In regulated finance, privacy is not optional—it's a legal imperative under frameworks like GDPR and MiCA. Public blockchains, where every transaction detail is visible, pose a significant compliance hurdle. Dusk's answer is a sophisticated dual-transaction model, offering both public and private settlement rails to meet diverse regulatory and business needs.
· Phoenix: The privacy-preserving protocol. It uses zero-knowledge cryptography to shield transaction details, transforming it from an anonymity tool into a compliant one. Crucially, it allows for selective disclosure, meaning the sender's identity can be revealed to the receiver to satisfy "Know Your Customer" (KYC) and anti-money laundering rules.
· Moonlight: The public transaction layer. Added to simplify integration with exchanges and institutions, it provides full transparency where required, ensuring Dusk avoids delisting risks from platforms that mandate public audit trails.
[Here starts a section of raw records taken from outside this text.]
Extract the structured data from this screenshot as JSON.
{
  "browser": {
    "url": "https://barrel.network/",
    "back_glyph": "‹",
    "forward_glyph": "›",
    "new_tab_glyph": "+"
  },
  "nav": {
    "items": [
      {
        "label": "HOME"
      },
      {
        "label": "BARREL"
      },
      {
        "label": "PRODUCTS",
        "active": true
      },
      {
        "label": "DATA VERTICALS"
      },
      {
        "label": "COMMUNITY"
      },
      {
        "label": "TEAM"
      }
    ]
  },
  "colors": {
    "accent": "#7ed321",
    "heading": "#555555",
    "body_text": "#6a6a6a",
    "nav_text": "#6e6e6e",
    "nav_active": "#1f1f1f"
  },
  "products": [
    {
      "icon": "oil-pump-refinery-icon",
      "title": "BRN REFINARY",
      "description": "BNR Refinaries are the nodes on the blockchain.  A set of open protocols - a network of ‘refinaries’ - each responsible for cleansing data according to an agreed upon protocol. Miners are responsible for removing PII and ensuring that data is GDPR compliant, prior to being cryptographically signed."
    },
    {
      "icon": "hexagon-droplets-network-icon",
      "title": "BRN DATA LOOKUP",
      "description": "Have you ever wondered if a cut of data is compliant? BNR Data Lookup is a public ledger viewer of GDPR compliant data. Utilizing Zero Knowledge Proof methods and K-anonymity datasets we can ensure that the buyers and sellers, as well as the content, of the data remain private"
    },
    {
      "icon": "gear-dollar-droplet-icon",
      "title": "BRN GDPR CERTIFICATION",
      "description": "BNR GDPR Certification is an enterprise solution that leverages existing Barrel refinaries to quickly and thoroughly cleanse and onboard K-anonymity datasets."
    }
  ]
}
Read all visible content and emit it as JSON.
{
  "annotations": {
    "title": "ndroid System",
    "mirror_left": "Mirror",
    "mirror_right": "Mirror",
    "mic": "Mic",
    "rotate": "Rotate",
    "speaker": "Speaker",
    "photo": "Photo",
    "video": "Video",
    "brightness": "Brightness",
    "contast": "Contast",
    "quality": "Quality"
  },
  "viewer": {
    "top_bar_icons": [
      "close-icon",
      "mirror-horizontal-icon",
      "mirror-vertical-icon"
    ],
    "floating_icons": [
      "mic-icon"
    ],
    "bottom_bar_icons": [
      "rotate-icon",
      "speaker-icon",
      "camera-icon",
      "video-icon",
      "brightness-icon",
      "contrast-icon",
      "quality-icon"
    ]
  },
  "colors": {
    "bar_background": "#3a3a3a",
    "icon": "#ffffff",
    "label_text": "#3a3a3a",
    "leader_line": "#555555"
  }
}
This architecture proves that privacy and auditability are not mutually exclusive. Institutions can leverage blockchain's efficiency while embedding compliance—such as investor accreditation or transfer restrictions—directly into the token's smart contract logic via the XSC standard. Dusk provides the essential infrastructure for a new class of Confidential Security Tokens that are both private by default and fully verifiable by regulators.